Die Zeiten, als progressive Politikerinnen mutig deutliche Zeichen für immer mehr Zuwanderung setzten, sind vorüber. Inzwischen wetteifern alle um möglichst rigorose Abschottungsmaßnahmen.

Es war ein typischer Scholz, den der Kanzler da in Berlin vom Stapel ließ. Mitten im Koalitionsstreit um den Zustrom von Neuankömmlingen aus aller Herren Länder zeigte Olaf Scholz, was ihn von all seinen Ministern, der Partei- und Fraktionsvorsitzenden, den Quenglern und Jammerern auf den Oppositionsbänken und selbst den Analysten bei den führenden Medienhäusern unterscheidet. Während die noch stritten, ob nun Grenzkontrollen oder Schleierfahndung, freiwillige Ausweisprüfung bei der Einreise oder Kampf gegen professionelle Schleuser Deutschlands Beliebtheit bei den Verfolgten überall auf der Welt rasch mindern könnten, erweiterte der Bundeskanzler einfach das Schlachtfeld und erfand einen neuen, alten Gegner als Verantwortlichen für die seit Monaten steigenden Zahlen.

Auf der Suche nach Schuldigen

Die Wahl fiel, wenig überraschend, auf Polen. Das Nachbarland hatte sich bereits in den zurückliegenden Jahren nach und nach aus der europäischen Wertegemeinschaft zurückgezogen. Immer wieder mussten Brüsseler Beamte regelnd eingreifen und deutsche Medien mahnend ihre Stimme heben. Längst sind die Verfahren, die die europäischen Demokraten gegen die Regierung in Warschau führen, zu einem "unentwirrbaren Knoten" (Tagesschau) geworden, den Optimisten allenfalls noch durch einen Machtwechsel im Präsidentenpalast in der Warschauer Königsstraße für noch lösbar halten. Wie Ungarn gilt Polen als EU-skeptisch und nationalistisch. Gehörte das Land zu Thüringen, würde die Regierungspartei PiS zweifellos als teilweise gesichert vom Verfassungsschutz im Blick behalten.

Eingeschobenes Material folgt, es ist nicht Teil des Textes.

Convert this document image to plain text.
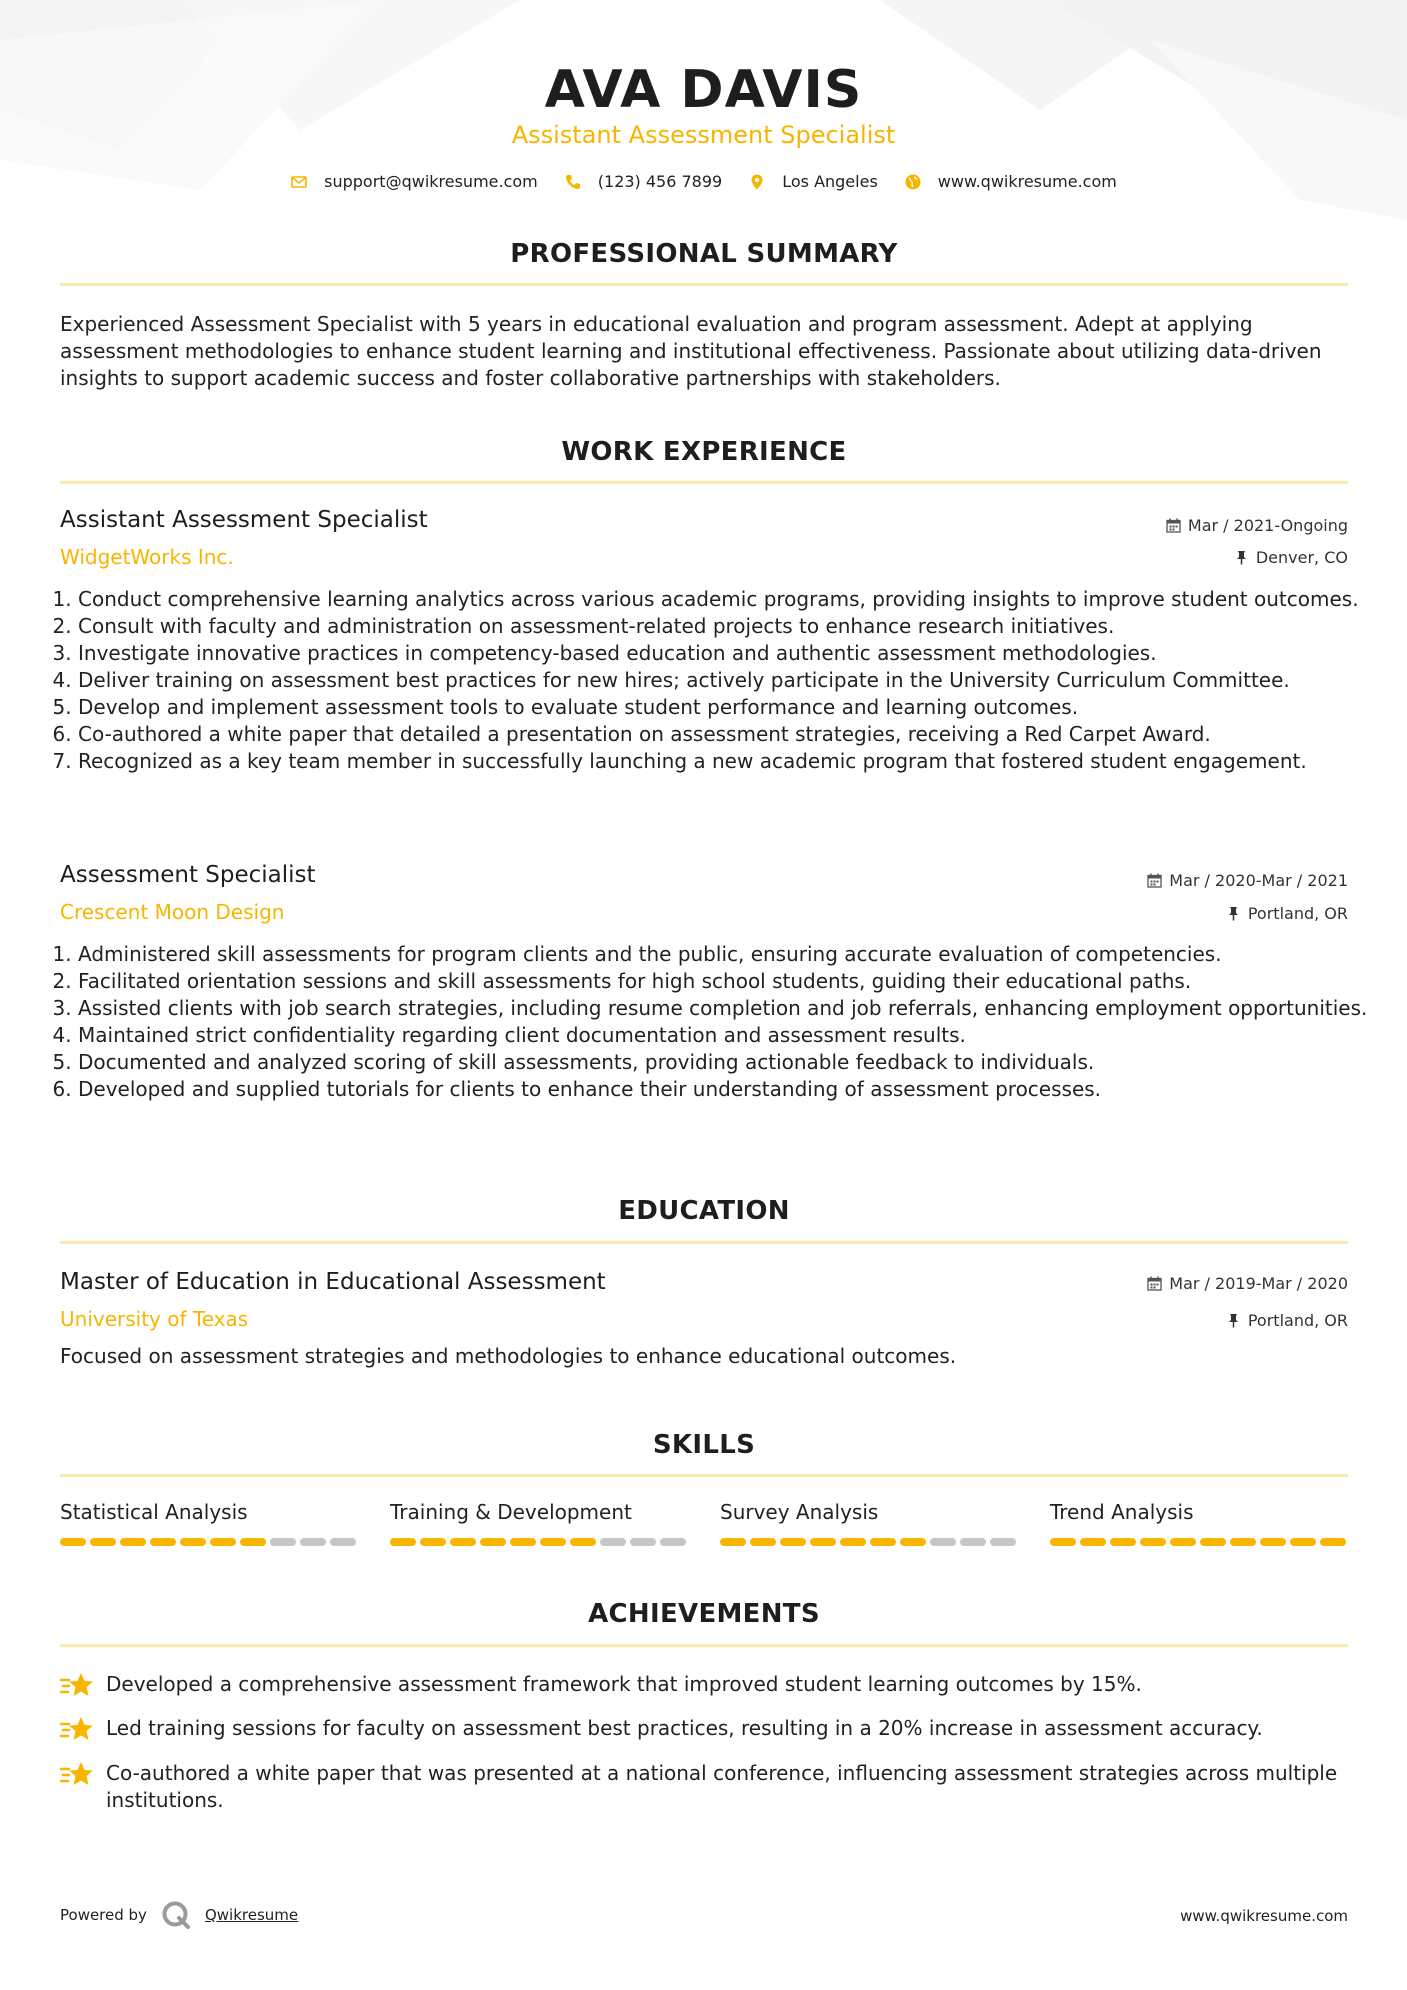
AVA DAVIS
Assistant Assessment Specialist
support@qwikresume.com	(123) 456 7899	Los Angeles	www.qwikresume.com
PROFESSIONAL SUMMARY
Experienced Assessment Specialist with 5 years in educational evaluation and program assessment. Adept at applying assessment methodologies to enhance student learning and institutional effectiveness. Passionate about utilizing data-driven insights to support academic success and foster collaborative partnerships with stakeholders.
WORK EXPERIENCE
Assistant Assessment Specialist
WidgetWorks Inc.
Mar / 2021-Ongoing
Denver, CO
1. Conduct comprehensive learning analytics across various academic programs, providing insights to improve student outcomes.
2. Consult with faculty and administration on assessment-related projects to enhance research initiatives.
3. Investigate innovative practices in competency-based education and authentic assessment methodologies.
4. Deliver training on assessment best practices for new hires; actively participate in the University Curriculum Committee.
5. Develop and implement assessment tools to evaluate student performance and learning outcomes.
6. Co-authored a white paper that detailed a presentation on assessment strategies, receiving a Red Carpet Award.
7. Recognized as a key team member in successfully launching a new academic program that fostered student engagement.
Assessment Specialist
Crescent Moon Design
Mar / 2020-Mar / 2021
Portland, OR
1. Administered skill assessments for program clients and the public, ensuring accurate evaluation of competencies.
2. Facilitated orientation sessions and skill assessments for high school students, guiding their educational paths.
3. Assisted clients with job search strategies, including resume completion and job referrals, enhancing employment opportunities.
4. Maintained strict confidentiality regarding client documentation and assessment results.
5. Documented and analyzed scoring of skill assessments, providing actionable feedback to individuals.
6. Developed and supplied tutorials for clients to enhance their understanding of assessment processes.
EDUCATION
Master of Education in Educational Assessment
University of Texas
Mar / 2019-Mar / 2020
Portland, OR
Focused on assessment strategies and methodologies to enhance educational outcomes.
SKILLS
Statistical Analysis	Training & Development	Survey Analysis	Trend Analysis
ACHIEVEMENTS
Developed a comprehensive assessment framework that improved student learning outcomes by 15%.
Led training sessions for faculty on assessment best practices, resulting in a 20% increase in assessment accuracy.
Co-authored a white paper that was presented at a national conference, influencing assessment strategies across multiple institutions.
Powered by	Qwikresume	www.qwikresume.com
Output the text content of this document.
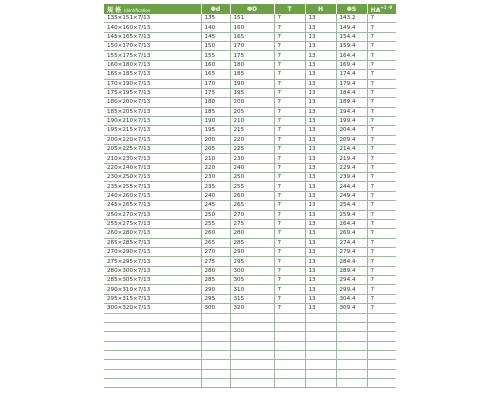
規 格 Identification	Φd	ΦD	T	H	ΦS	$HA^{+1 -0}$
135×151×7/13	135	151	7	13	143.2	7
140×160×7/13	140	160	7	13	149.4	7
145×165×7/13	145	165	7	13	154.4	7
150×170×7/13	150	170	7	13	159.4	7
155×175×7/13	155	175	7	13	164.4	7
160×180×7/13	160	180	7	13	169.4	7
165×185×7/13	165	185	7	13	174.4	7
170×190×7/13	170	190	7	13	179.4	7
175×195×7/13	175	195	7	13	184.4	7
180×200×7/13	180	200	7	13	189.4	7
185×205×7/13	185	205	7	13	194.4	7
190×210×7/13	190	210	7	13	199.4	7
195×215×7/13	195	215	7	13	204.4	7
200×220×7/13	200	220	7	13	209.4	7
205×225×7/13	205	225	7	13	214.4	7
210×230×7/13	210	230	7	13	219.4	7
220×240×7/13	220	240	7	13	229.4	7
230×250×7/13	230	250	7	13	239.4	7
235×255×7/13	235	255	7	13	244.4	7
240×260×7/13	240	260	7	13	249.4	7
245×265×7/13	245	265	7	13	254.4	7
250×270×7/13	250	270	7	13	259.4	7
255×275×7/13	255	275	7	13	264.4	7
260×280×7/13	260	280	7	13	269.4	7
265×285×7/13	265	285	7	13	274.4	7
270×290×7/13	270	290	7	13	279.4	7
275×295×7/13	275	295	7	13	284.4	7
280×300×7/13	280	300	7	13	289.4	7
285×305×7/13	285	305	7	13	294.4	7
290×310×7/13	290	310	7	13	299.4	7
295×315×7/13	295	315	7	13	304.4	7
300×320×7/13	300	320	7	13	309.4	7
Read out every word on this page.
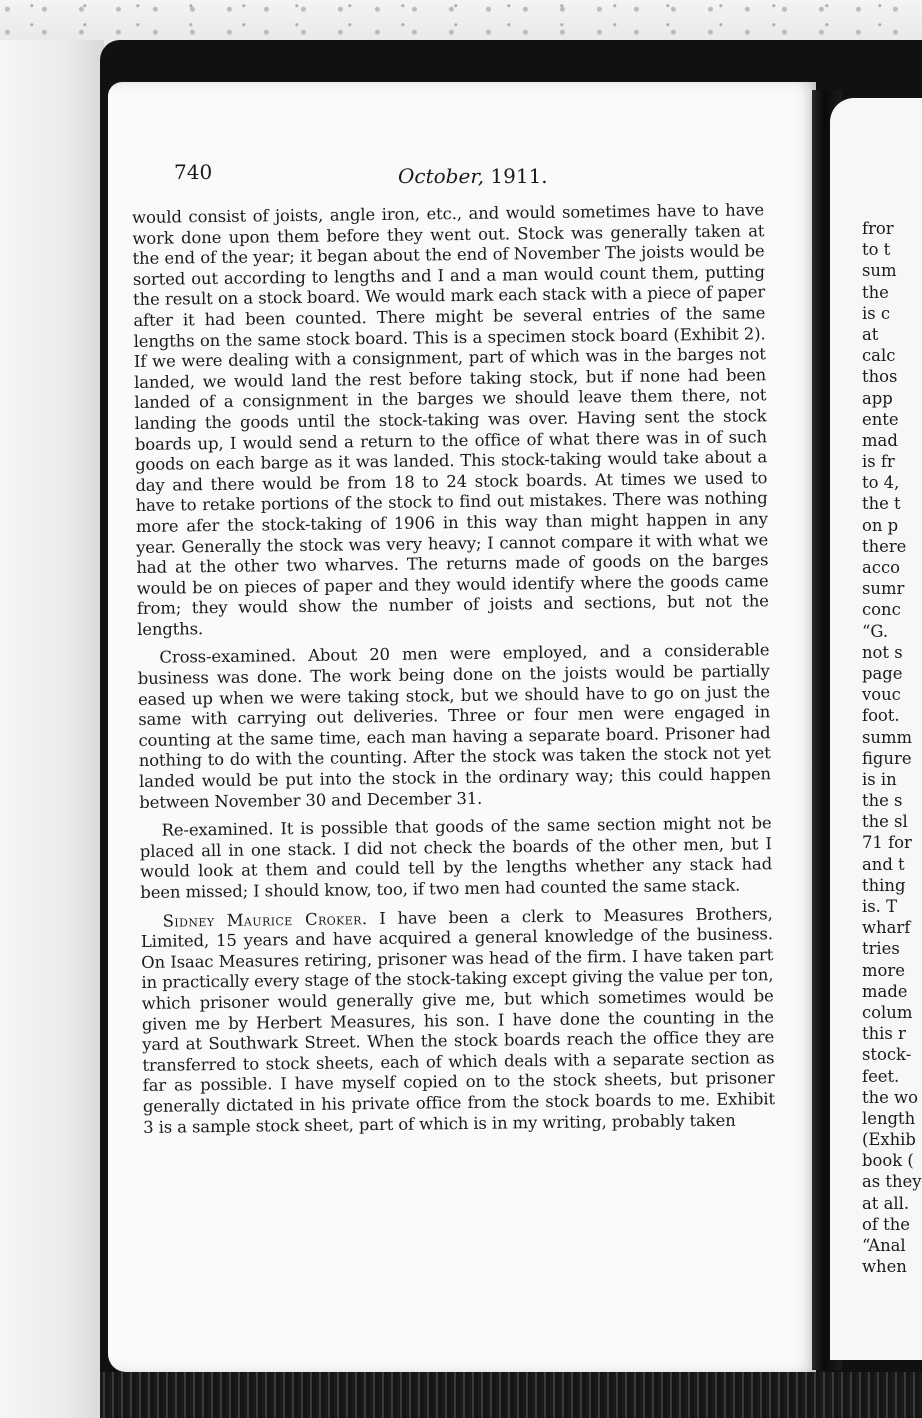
740	October, 1911.

would consist of joists, angle iron, etc., and would sometimes have to have work done upon them before they went out. Stock was generally taken at the end of the year; it began about the end of November The joists would be sorted out according to lengths and I and a man would count them, putting the result on a stock board. We would mark each stack with a piece of paper after it had been counted. There might be several entries of the same lengths on the same stock board. This is a specimen stock board (Exhibit 2). If we were dealing with a consignment, part of which was in the barges not landed, we would land the rest before taking stock, but if none had been landed of a consignment in the barges we should leave them there, not landing the goods until the stock-taking was over. Having sent the stock boards up, I would send a return to the office of what there was in of such goods on each barge as it was landed. This stock-taking would take about a day and there would be from 18 to 24 stock boards. At times we used to have to retake portions of the stock to find out mistakes. There was nothing more afer the stock-taking of 1906 in this way than might happen in any year. Generally the stock was very heavy; I cannot compare it with what we had at the other two wharves. The returns made of goods on the barges would be on pieces of paper and they would identify where the goods came from; they would show the number of joists and sections, but not the lengths.

Cross-examined. About 20 men were employed, and a considerable business was done. The work being done on the joists would be partially eased up when we were taking stock, but we should have to go on just the same with carrying out deliveries. Three or four men were engaged in counting at the same time, each man having a separate board. Prisoner had nothing to do with the counting. After the stock was taken the stock not yet landed would be put into the stock in the ordinary way; this could happen between November 30 and December 31.

Re-examined. It is possible that goods of the same section might not be placed all in one stack. I did not check the boards of the other men, but I would look at them and could tell by the lengths whether any stack had been missed; I should know, too, if two men had counted the same stack.

Sidney Maurice Croker. I have been a clerk to Measures Brothers, Limited, 15 years and have acquired a general knowledge of the business. On Isaac Measures retiring, prisoner was head of the firm. I have taken part in practically every stage of the stock-taking except giving the value per ton, which prisoner would generally give me, but which sometimes would be given me by Herbert Measures, his son. I have done the counting in the yard at Southwark Street. When the stock boards reach the office they are transferred to stock sheets, each of which deals with a separate section as far as possible. I have myself copied on to the stock sheets, but prisoner generally dictated in his private office from the stock boards to me. Exhibit 3 is a sample stock sheet, part of which is in my writing, probably taken

fror
to t
sum
the
is c
at
calc
thos
app
ente
mad
is fr
to 4,
the t
on p
there
acco
sumr
conc
“G.
not s
page
vouc
foot.
summ
figure
is in
the s
the sl
71 for
and t
thing
is. T
wharf
tries
more
made
colum
this r
stock-
feet.
the wo
length
(Exhib
book (
as they
at all.
of the
“Anal
when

Warum also nicht Polen, mag sich Olaf Scholz gedacht haben, als er mit Blick auf die steigende Zahl von Migranten an der deutsch-polnischen Grenze sagte, er wolle nicht, dass Neuankömmlinge aus Polen einfach durchgewinkt würden. Vielmehr, so Scholz, gelte das Prinzip, dass "wer in Polen ankommt, dort registriert wird und dort ein Asylverfahren macht". Aus Sicht des deutschen Regierungschefs soll das künftig offenbar auch für Inhaber von gültigen Visa gelten, wie sie polnische Konsulate in Afrika und Asien ausstellen. Diese massenhaften Arbeitsvisa, so heißt es im politischen Berlin, seien "irgendwie für Geld verteilt worden" und deshalb gar keine richtigen Visa wie sie Deutschland vergebe. 

Gemeinsamer Grenzzaun

Alte Ressentiments gegen Polen, neu aufgelegt. Wurde vor einem Jahr noch gemeinsam gefeiert, als Polen auch mit finanzieller Hilfe der EU, die zum großen Teil aus Deutschland kam, seinen neuen Grenzzaun zu Belarusdemfrüherenweißrussland fertigstellte, der Russland hybride Migrationsangriffe auf die EU abwehren sollte, herrscht jetzt Katzenjammer über die legalen Zuwanderungsmöglichkeiten, die Warschau Menschen aus dem Nahen Osten und Afrika bietet. Die polnischen Visa gestatten die Einreise nach Polen über den Luftweg, die offenen Grenzen des Schengenraums erlauben es sogenannten Drittstaatsangehörigen mit einem Aufenthaltstitel anderer EU-Staaten, ungehindert von der innereuropäischen Reisefreiheit Gebrauch zu machen und aus Polen weiter nach Deutschland zu reisen, dessen Willkommenskultur seit 2015 weltweit berühmt ist.

Doch die Tage, als deutsche Politiker und deutsche Medien stolz waren auf dieses Alleinstellungsmerkmal, sie sind vorüber. Getrieben von der Angst vor Populisten und Fremdenfeinden schieben sich die demokratischen Parteien seit dem Ende der Sommerpause und der Verkündigung des Beginns der neuen Flüchtlingskrise gegenseitig die Verantwortung zu. Die SPD sieht ein Versagen der FDP, die Grünen-Chefin fordert mehr und schnellere Abschiebungen, die Union noch mehr und sogar die Innenministerin will wegen ihres bisher unglücklich verlaufenden Wahlkampfes in Hessen die "Gangart verschärfen" (BMI) und trotz der von der EU schon vor Jahren angemahnten Beendigung temporärer Grenzkontrollen neue Polizeihundertschaften gegen illegal Einreisende einsetzen.

Die polnische Eröffnung

Scholz' polnische Eröffnung liefert nun zumindest eine Begründung für Abschottungs- und Abschreckungsmaßnahmen, wie sie bisher ausschließlich von ausgewiesenen Gegnern einer demokratischen Migrationspolitik gefordert worden waren. Der junge Mann aus Guinea, der über das Mittelmeer kommt, in Italien landet und sich dann nach Norden aufmacht, um in Deutschland Ein Neues Zuhause zu finden, unterscheidet sich dieser Lesart zufolge grundsätzlich von seinem Nachbarn in Kankan oder Faranah, der mit einem polnischen Arbeitsvisum nach Europa gekommen ist, um sich von Warschau aus nach Westen aufzumachen, wo er hofft ein neues Zuhause zu finden.